To na tyle informacji dla zmotoryzowanych. Mam nadzieję, że są one dla was przydatne. Pamiętajcie: walczcie o siebie, bo jak widać, nikt inny o nas nie zadba.
To na tyle informacji dla zmotoryzowanych. Mam nadzieję, że są one dla was przydatne. Pamiętajcie: walczcie o siebie, bo jak widać, nikt inny o nas nie zadba.
Jestem pod wrażeniem. Bardzo dobry artykuł.

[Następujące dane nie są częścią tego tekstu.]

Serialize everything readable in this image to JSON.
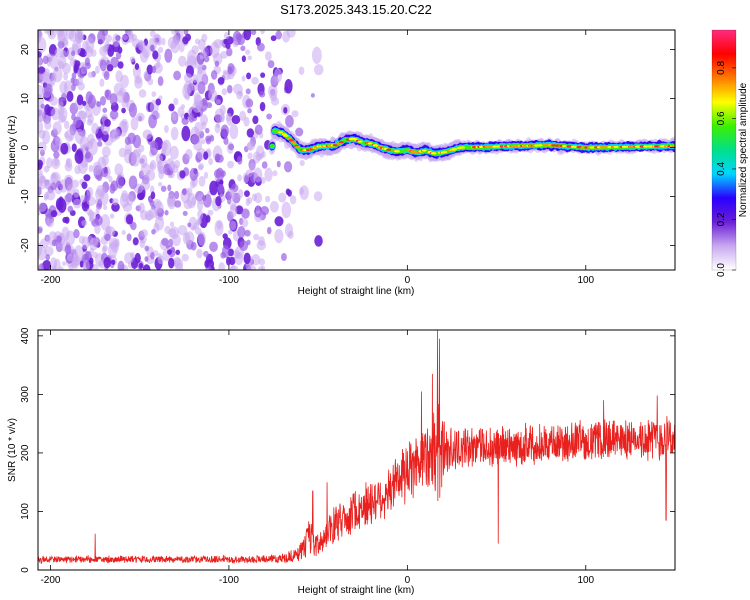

OdpowiedzUsuńDziękuję. Staram się, jak mogę
UsuńZ pewnością trzeba mieć bardzo dobrą polisę, gdy w razie jakiejkolwiek kolizji będziemy ubezpieczeni. Ja takie ubezpieczenia OC i AC za każdym razem znajduję przez kalkulator https://kioskpolis.pl/kalkulator-oc-ac/ i wszystkim polecam go używać, gdy chcecie mieć dobre ubezpieczenie.
OdpowiedzUsuńMyślisz, że to dobre miejsce na taką reklamę?
UsuńBardzo ciekawy wpis. Pozdrawiam serdecznie.
OdpowiedzUsuńdzięki. Pozdrawiam również :-)
UsuńBardzo ciekawie napisane. Jestem pod wielkim wrażaniem.